"I would say the faculty of Afro-American studies is completely devoted to the training of students of the undergraduate level, as we have been for years," he said.
The debate over whether Harvard's department is, in Kutzinski's words, too "flashy" has been stirring for years now.
Gates, who arrived at Harvard in 1991, quickly lured big-name academics like K. Anthony Appiah, Cornel R. West '74 and William Julius Wilson to Cambridge.
Gates's own projects--Encyclopedia Africana and a series of television documentaries, have been labeled as self-promoting or trendy by scholars within the field of Afro-American studies.
Just last Friday, a group representing the Committee to Eliminate Media Offensive to African People stormed into the Barker Center to protest Gates's PBS series, "Wonders of the African World," calling it Eurocentric.

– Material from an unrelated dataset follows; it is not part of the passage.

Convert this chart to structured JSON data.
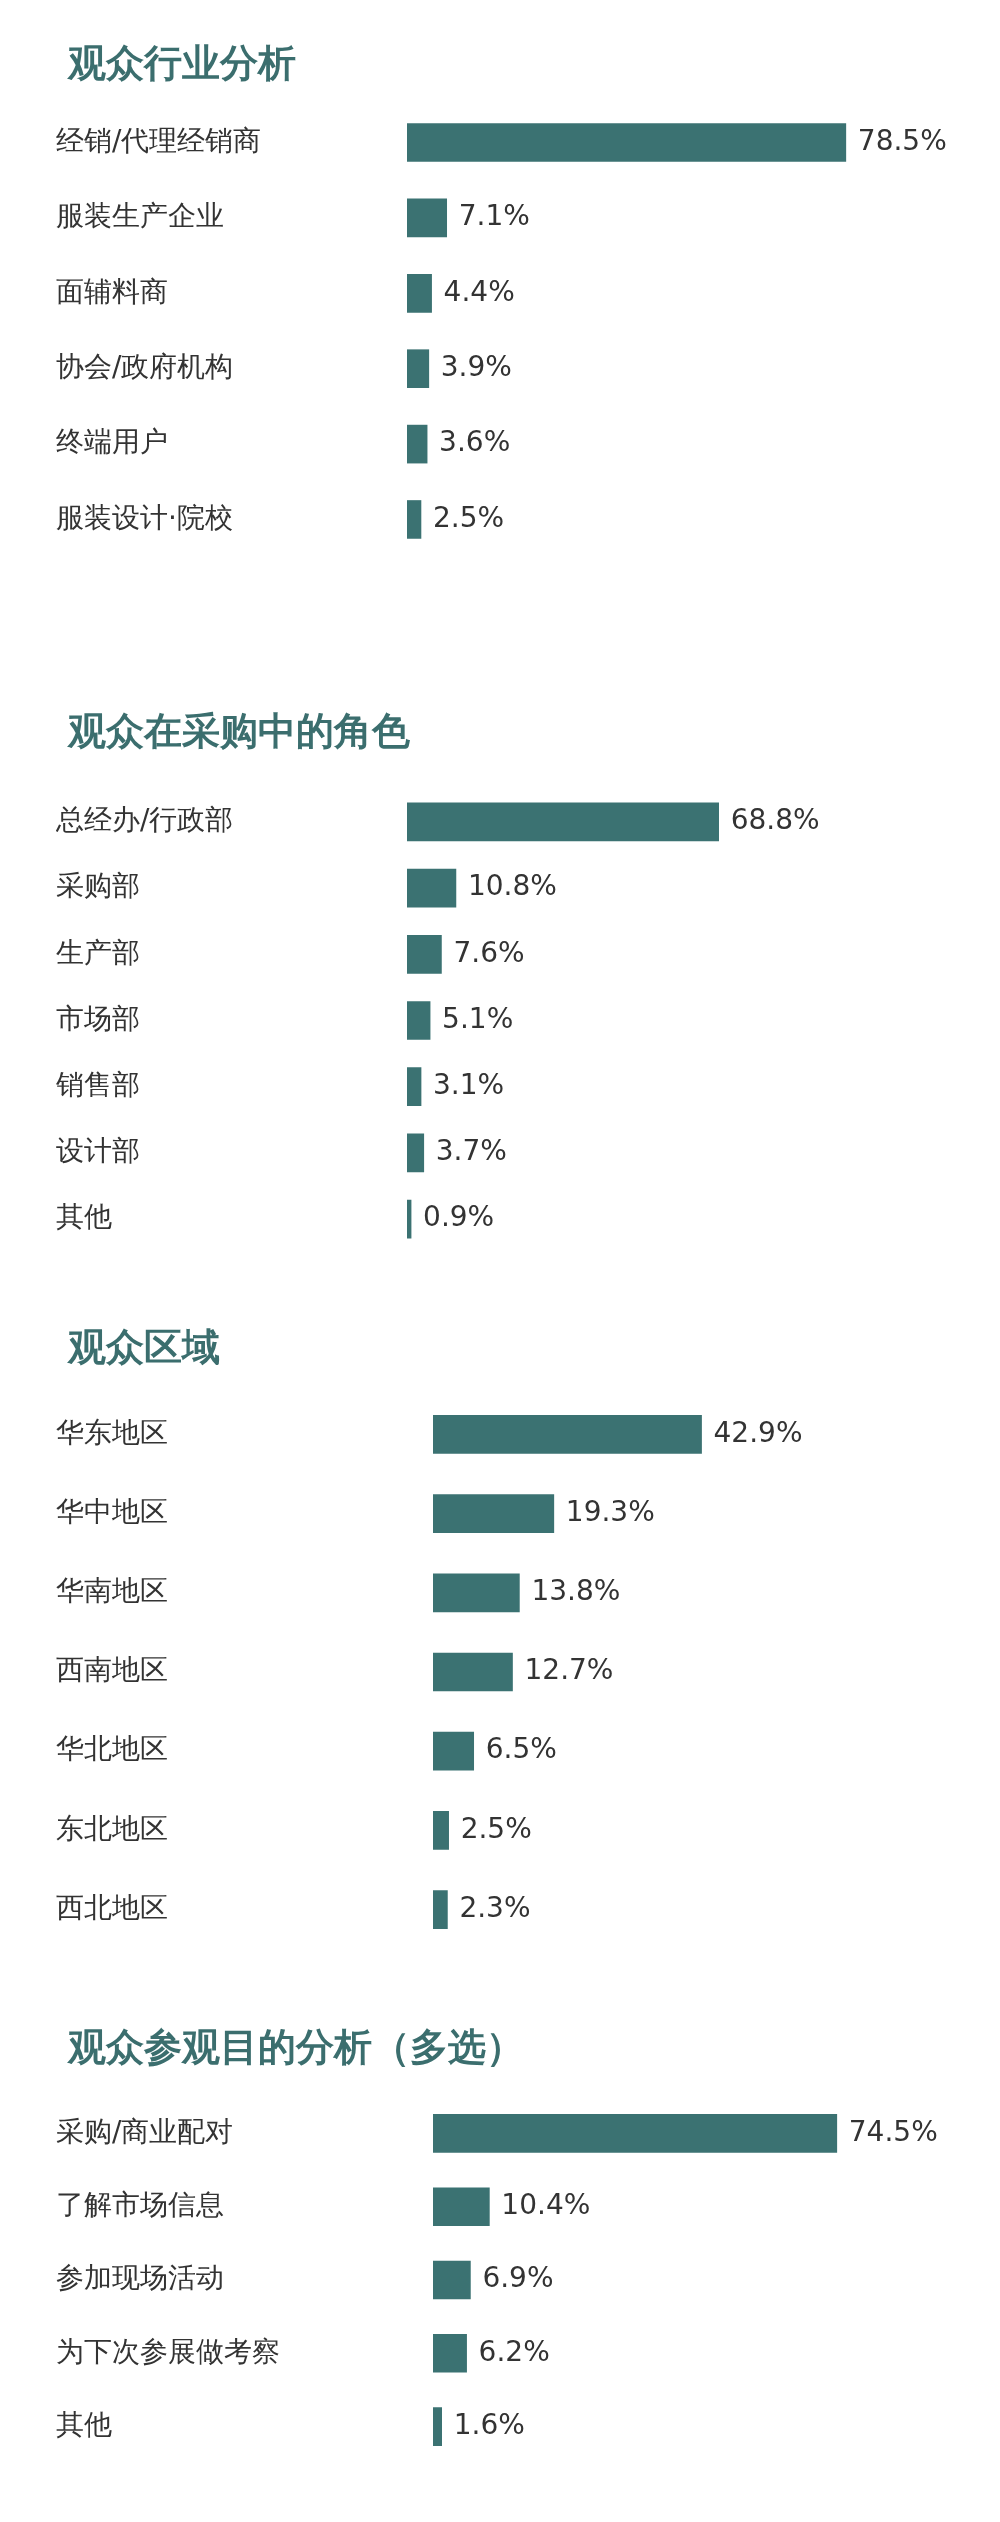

Robert Stepto, the acting head of the Afro-American studies program at Yale, in an interview with Yale Daily News, called Gates a "saboteur and even a provocateur." Stepto said Gates is still angry that he was once denied tenure at Yale and is trying to diminish the reputation of the Yale program.
"[The rumors] simply go back to the fact that things didn't work out at Yale for [Gates]," Stepto told the Yale newspaper.
Gates strongly denied the charge that he looks down on Yale's program.